I had the pleasure of joining Emergence Capital and a group of executives from some of its portfolio companies for dinner a couple of weeks ago. All of the companies are selling their products in the freemium model, and the dinner was an open discussion about the model and its many permutations. The discussion was spirited as often happens when you get a group of software executives together to talk business models, but also very engaging.
So what exactly is "freemium" anyway? I suppose it has some connection to the "free trial" model that is very common with SaaS applications, but it carries the idea of free to a different level (and as the CEO's of a freemium model company are quick to point out, is NOT like a free trial). The concept is to tier the product offerings and offer an "entry" level product with low barriers of entry (free). Besides the free product there are any number of enhanced products and/or features that the company tries to use as enticement to move to a paid edition. All of the freemium model companies had that much in common, but beyond that the details are very specific to the product, market and target customers. Noted VC (and EverNote investor) Fred Wilson talks about the model here.
The least complex freemium product offering usually involves 2 editions, free and premium. The free offering has enough of the feature set to provide customers with the genuine user experience but not enough features that some of (and hopefully a lot of) customers would not eventually feel the need for the premium product. The free version has to be as pain free as possible to encourage sign up, no long profiles to fill out and no credit card needed. Asking for more than basic customer information should wait until you have established the relationship and started to build some trust. Often the free product is ad supported as well, generating some revenue for the company, and possibly providing some additional incentive to move to the ad free premium edition. Companies using this simple version of freemium include popular note taking app EverNote, NewsGator, InsideView (an Emergence company, SaaS sales intelligence with 3 versions, free, Pro and Team), Box.net (storage / file sharing, 1 GB free, $ for more), Yammer (an Emergence Company, internal microblog, pay for administrative features) and social network LinkedIn. The model can be expanded beyond this simple 2 product tiers to include additional versions or even add ons like bandwidth, storage, etc.
The next permutation of freemium is what I'd call the viral extension model. The idea is to offer a product / service that has at its core a way to draw in new prospects as a part of its process. This method of gaining customer share was pioneered by Hotmail in the 1990's and is still used by Yahoo, gmail and others...basic is free, pay for more services like PoP access or more storage. Expansion comes from the free advertising that is on the bottom of every free email sent. A couple of the Emergence portfolio companies fall in this model, EchoSign (electronic signature and contract visibility, the contract is the viral vehicle) and Yousendit (just like the name implies, sending, receiving and tracking large files...the file is the viral vehicle of course).

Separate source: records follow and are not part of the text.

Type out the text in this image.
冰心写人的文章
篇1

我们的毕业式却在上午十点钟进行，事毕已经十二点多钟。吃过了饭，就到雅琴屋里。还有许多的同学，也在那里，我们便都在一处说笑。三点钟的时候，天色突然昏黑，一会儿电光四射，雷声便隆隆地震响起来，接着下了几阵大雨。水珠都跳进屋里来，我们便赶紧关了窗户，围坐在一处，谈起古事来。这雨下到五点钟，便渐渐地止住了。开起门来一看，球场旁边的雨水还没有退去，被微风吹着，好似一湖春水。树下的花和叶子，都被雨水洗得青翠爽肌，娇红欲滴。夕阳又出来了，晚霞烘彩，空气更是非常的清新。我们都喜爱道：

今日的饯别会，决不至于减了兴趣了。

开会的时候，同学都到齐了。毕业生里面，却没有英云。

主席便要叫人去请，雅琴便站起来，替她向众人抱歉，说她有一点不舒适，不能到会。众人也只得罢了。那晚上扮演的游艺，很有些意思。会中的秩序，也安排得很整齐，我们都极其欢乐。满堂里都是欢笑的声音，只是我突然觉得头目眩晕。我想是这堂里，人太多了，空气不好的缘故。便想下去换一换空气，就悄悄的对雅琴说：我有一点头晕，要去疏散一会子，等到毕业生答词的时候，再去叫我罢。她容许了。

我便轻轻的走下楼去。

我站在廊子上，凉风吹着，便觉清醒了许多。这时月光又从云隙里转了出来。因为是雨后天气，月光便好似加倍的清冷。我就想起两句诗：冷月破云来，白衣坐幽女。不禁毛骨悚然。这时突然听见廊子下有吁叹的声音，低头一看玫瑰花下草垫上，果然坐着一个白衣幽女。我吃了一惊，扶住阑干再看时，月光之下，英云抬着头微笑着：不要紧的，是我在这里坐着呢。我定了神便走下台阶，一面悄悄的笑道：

The model has several benefits, most importantly lowering the cost of customer acquisition. The freemium companies are all cloud based products / services which provides an interesting benefit for the companies by making the variable cost go down as customer volume increases. This is very important in a business model where only a percentage of the total customer base is paying for the product. Conversion is of course key and the successful company is very focused on conversion metrics. They need to understand what creates the conversion event and when it generally occurs to manage the business and cash flow. Many of these companies see very high attrition rates for the free product but generally the attrition happens very early in the relationship. If a customer sticks around for very long (more than a month or so) the conversion opportunity is pretty good. Unfortunately though, at some point that conversion rate falls off. If you stay free for too long there's a much greater chance that you will not convert unless of course the conversion event is something like storage capacity or bandwidth.
There are some risks and detractors for the model as well. Conversion or more specifically lack of conversion, is the greatest risk. Finding the right balance between making the free offer compelling enough to acquire the customer but not rich enough that they never want to move up to a paid product is critical. And no bait and switch, what's free stays free, that's the quickest way to create a nasty customer backlash.